International Stem Cell Corporation has developed a proprietary technique for creating histocompatible stem cells via parthenogenetic activation (human parthenogenetic stem cells or hpSC). The process uses unfertilized human eggs and results in the cells inheriting a duplicate set of HLA genes. Matching donor and recipient tissue for HLA greatly increases the likelihood of transplant survival. This significantly reduces the possibility of the derived cells being rejected by an individual’s immune system making a single cell line suitable for treating millions of individuals. A relatively small number of such cell lines could be sufficient to provide “immune matched” cells to a large percentage of the world’s population.
Use of hpSC
Why use hpSC? This type of cell retains all of the advantages required to generate targeted histocompatible therapeutic tissues while being unable to generate a complete human organism.

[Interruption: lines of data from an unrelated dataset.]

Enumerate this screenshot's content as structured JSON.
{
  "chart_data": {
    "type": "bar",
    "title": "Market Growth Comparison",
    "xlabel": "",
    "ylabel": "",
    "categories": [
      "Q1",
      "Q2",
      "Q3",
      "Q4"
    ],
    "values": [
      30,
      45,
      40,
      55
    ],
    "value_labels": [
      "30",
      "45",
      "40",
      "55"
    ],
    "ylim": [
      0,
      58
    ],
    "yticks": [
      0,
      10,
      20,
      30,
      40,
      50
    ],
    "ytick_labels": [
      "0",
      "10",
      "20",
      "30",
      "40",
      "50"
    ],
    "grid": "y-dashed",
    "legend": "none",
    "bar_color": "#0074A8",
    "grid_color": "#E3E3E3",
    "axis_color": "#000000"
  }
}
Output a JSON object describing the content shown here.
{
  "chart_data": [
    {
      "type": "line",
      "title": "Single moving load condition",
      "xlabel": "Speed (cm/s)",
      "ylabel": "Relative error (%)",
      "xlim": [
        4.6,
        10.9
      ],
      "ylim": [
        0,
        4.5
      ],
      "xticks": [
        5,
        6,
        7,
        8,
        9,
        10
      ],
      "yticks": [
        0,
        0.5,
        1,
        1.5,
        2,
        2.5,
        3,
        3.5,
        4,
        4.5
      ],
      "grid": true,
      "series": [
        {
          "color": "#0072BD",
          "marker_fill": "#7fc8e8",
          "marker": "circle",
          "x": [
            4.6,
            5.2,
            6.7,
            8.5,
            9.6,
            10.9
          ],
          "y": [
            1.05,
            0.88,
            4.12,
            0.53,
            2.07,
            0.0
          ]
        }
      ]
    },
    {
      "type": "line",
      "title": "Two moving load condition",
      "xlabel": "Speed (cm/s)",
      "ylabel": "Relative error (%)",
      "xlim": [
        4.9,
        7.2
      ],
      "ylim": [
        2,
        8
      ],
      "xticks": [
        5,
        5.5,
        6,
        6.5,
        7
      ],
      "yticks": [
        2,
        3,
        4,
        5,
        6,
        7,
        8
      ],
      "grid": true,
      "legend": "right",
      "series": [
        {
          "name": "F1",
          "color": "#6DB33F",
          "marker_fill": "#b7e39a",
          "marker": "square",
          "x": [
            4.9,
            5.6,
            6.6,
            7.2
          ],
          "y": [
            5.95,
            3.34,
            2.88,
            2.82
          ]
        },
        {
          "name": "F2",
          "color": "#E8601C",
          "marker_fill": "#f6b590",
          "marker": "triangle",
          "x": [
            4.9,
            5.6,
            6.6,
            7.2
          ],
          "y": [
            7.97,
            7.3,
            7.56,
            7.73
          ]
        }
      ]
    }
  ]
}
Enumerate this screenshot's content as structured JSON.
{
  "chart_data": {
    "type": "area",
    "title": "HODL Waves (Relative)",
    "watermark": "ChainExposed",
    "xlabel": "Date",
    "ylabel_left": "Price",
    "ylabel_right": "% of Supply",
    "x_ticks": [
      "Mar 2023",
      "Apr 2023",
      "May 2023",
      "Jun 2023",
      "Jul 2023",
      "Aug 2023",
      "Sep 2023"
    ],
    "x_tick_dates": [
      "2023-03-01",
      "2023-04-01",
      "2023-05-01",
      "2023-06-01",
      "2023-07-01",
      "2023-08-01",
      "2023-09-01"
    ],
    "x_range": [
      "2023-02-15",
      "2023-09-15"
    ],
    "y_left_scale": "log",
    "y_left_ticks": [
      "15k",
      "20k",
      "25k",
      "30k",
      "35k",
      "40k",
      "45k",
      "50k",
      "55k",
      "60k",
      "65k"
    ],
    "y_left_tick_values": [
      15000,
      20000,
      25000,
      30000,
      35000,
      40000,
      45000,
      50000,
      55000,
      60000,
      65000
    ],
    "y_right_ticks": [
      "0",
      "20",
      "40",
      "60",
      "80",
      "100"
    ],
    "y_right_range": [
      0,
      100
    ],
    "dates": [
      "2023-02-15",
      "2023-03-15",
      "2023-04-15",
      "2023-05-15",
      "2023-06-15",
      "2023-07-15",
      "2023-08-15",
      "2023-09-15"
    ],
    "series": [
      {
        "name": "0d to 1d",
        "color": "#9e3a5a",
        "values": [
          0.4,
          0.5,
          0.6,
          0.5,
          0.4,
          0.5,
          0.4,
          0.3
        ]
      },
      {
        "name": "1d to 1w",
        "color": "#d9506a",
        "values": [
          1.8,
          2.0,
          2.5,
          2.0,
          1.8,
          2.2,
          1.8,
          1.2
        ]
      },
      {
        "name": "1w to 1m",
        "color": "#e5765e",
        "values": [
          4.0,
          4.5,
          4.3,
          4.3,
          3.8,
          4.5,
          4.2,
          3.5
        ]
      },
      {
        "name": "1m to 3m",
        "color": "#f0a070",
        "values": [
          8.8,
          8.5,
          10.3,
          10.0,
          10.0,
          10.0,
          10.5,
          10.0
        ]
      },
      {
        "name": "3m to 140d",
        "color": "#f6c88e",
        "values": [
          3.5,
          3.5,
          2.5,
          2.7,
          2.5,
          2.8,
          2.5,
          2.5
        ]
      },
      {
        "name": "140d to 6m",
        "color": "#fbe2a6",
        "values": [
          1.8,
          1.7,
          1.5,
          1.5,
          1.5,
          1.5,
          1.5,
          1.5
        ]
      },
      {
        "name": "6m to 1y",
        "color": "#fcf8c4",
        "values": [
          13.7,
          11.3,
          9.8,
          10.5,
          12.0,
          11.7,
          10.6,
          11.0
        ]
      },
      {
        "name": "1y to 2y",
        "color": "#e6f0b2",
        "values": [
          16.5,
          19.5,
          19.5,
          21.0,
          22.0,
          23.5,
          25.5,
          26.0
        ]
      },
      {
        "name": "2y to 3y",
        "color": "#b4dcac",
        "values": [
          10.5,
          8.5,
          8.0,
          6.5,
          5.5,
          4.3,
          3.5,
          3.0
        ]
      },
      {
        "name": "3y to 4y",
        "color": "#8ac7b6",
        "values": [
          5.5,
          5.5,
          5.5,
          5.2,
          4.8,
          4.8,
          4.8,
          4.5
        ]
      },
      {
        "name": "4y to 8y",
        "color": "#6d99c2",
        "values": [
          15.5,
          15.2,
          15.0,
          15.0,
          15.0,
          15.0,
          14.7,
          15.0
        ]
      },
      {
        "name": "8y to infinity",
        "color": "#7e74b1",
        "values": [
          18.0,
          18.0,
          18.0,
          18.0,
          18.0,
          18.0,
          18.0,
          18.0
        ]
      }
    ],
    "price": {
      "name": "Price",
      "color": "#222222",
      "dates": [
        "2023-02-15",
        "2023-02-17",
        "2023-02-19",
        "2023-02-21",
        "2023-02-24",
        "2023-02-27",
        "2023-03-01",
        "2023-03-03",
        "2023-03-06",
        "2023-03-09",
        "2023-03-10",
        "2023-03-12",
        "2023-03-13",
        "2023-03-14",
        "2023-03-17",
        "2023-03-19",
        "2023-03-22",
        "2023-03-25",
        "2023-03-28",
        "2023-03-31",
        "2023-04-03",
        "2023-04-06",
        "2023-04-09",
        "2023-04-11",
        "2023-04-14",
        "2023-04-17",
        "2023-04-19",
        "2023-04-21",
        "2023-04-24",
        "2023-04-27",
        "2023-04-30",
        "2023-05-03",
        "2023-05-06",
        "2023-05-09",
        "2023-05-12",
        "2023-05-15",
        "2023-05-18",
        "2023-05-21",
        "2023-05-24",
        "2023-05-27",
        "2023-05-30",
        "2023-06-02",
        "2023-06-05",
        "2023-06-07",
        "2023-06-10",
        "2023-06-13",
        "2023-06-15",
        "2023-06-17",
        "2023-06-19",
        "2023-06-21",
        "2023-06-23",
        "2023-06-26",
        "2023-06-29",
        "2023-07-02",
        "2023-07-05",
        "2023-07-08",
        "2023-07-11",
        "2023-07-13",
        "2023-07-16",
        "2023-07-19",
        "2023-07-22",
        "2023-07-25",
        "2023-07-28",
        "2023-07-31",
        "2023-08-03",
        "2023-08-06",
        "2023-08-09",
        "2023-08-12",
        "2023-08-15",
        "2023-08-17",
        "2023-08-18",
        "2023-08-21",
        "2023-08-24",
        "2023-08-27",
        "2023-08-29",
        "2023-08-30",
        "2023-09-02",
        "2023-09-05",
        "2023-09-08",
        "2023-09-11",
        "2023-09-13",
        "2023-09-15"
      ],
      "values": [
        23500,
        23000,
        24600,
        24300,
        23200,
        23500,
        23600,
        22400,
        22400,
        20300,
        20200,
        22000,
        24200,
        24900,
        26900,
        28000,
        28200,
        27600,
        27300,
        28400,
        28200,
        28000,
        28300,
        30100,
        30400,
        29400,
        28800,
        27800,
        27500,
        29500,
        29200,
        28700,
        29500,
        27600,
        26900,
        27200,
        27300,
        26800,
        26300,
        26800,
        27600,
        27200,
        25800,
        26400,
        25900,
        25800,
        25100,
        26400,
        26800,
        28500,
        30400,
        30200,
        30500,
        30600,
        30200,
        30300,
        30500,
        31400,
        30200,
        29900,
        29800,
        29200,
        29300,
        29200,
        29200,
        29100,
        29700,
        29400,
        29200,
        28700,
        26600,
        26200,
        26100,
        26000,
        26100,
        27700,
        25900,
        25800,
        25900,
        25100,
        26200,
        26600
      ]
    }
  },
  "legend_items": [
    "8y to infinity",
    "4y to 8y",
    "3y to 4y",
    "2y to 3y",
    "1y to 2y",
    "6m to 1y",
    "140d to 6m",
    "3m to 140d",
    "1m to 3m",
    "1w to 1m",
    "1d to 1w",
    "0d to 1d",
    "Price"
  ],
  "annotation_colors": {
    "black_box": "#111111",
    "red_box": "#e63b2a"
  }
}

They are as pluripotent and proliferative as a human embryonic stem cells or induced pluripotent stem cells (iPSC), but do not carry any possible genetic damage caused by reprogramming in the case of iPSC.
Because hpSC are not derived from the patient, they will not carry a genetic disease that is inherent in the patient. For example, if cells are taken from a person with cystic fibrosis to generate stem cells, then those cells carry the same disease, making them less useful. An independent source of cells is a superior choice in this case.